The following command gives an example on how the changing of file permissions can be simplified:

$ virsh domblklist --details "$VM"|awk '$1=="file"&&$2=="disk"{print $4}'|xargs -r chmod -v 0640

Repeat those steps until no VM is running on the source host any more.
Then perform the steps from Solution above to change the UID and GID of libvirt-qemu using usermod and groupmod.

Variant using Access Control Lists (ACL)

Making your files world-writable is a security issue as anybody having access to your host systems can modify the file. Therefore you should limit the time while the images are in that state to a minimum. Think about restricting access to your host systems while you perform the steps above.
As an alternative you can use ACLs to give individual numeric UIDs access to your image files:

$ setfacl -m u:$UID:rw- /var/lib/libvirt/images/...

Replace $UID by the dynamic UIDs found above in step 1 and repeat that for each different UID and file (you can specify multiple -m u:$UID:rw- on the command line as well as multiple files using wildcards).

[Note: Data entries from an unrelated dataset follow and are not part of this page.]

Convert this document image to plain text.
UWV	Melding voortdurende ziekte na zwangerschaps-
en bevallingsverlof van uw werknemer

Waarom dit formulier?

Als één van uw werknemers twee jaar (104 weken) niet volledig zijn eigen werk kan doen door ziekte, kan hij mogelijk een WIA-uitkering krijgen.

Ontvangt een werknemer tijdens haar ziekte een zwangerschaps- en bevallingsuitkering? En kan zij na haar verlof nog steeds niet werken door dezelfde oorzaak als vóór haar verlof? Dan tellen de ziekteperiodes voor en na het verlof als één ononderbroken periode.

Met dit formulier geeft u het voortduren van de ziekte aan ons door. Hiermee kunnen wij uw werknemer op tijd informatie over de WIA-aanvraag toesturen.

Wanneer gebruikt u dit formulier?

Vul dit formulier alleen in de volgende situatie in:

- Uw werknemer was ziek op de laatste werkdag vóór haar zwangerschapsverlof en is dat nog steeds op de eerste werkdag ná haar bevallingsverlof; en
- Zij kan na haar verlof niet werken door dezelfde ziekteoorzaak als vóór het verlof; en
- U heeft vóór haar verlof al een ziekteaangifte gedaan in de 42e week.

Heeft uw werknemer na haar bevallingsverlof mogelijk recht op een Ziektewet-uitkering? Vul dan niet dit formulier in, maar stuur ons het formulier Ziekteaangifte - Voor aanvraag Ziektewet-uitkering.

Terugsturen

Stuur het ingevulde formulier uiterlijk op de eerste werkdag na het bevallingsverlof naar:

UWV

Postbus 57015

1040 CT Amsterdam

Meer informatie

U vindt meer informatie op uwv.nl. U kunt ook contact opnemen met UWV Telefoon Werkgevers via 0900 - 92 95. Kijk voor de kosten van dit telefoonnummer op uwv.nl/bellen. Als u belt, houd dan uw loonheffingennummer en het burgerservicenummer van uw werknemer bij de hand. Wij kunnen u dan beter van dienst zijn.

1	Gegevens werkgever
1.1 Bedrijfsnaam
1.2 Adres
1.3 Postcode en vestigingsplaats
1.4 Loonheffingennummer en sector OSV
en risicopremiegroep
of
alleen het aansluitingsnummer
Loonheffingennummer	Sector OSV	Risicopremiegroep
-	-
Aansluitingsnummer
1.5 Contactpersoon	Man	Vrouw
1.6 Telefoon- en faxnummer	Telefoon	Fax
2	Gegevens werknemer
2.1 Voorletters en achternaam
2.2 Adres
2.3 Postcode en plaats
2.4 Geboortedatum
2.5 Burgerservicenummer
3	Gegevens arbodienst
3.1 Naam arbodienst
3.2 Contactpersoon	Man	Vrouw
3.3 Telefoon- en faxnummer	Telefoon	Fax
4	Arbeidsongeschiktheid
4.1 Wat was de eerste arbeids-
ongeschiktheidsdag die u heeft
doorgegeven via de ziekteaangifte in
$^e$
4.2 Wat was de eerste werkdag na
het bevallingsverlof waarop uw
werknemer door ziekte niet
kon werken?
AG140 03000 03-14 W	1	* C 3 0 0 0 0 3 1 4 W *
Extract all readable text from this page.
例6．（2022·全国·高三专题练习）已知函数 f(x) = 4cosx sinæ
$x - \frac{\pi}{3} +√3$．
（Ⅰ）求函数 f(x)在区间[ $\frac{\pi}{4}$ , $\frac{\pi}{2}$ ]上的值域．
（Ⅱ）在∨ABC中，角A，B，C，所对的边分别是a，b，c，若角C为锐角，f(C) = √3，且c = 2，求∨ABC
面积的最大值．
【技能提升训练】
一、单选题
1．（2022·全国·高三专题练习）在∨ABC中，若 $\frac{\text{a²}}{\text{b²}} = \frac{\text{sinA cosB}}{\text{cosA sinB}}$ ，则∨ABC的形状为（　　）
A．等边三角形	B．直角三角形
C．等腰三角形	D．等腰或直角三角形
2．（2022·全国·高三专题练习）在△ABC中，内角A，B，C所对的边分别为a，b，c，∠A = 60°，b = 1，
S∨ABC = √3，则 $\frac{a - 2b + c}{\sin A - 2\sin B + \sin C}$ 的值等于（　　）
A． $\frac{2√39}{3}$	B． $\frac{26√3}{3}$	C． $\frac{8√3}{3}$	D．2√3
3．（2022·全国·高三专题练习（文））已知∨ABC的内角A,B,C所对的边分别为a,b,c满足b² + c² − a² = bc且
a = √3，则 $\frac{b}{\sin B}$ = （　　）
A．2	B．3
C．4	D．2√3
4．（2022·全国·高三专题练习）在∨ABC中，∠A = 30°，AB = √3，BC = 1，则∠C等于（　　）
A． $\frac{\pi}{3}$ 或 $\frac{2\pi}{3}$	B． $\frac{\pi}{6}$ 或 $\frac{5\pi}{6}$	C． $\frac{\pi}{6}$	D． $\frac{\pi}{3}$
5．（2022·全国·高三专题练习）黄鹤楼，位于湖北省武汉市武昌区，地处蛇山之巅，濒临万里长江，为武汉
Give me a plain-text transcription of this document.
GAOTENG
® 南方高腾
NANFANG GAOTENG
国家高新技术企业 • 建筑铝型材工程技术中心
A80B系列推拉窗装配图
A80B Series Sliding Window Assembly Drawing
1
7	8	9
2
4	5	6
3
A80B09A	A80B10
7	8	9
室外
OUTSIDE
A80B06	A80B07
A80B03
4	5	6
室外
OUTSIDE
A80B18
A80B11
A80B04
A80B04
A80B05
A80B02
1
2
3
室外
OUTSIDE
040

The downside is that not all NFS servers support this out-of-the-box or not at all.

After converting all hosts to the static schema you then should remove those extra ACLs again with

$ setfacl --remove-all /var/lib/libvirt/images/*

Cleanup

On shutdown of a VM libvirtd by default gives back the image files to the original owner. Due to crashes (or other issues) it might happen that after changing the numeric IDs on all hosts, you have files still using the old IDs, which are then no longer associated with a name.
You can use find /var/lib/libvirt/ -nouser -o -nogroup (or a similar command) to search for such files. Then you can - for example - use chown libvirt-qemu:libvirt-qemu /var/lib/libvirt/... to change their ownership to the new UID:GID.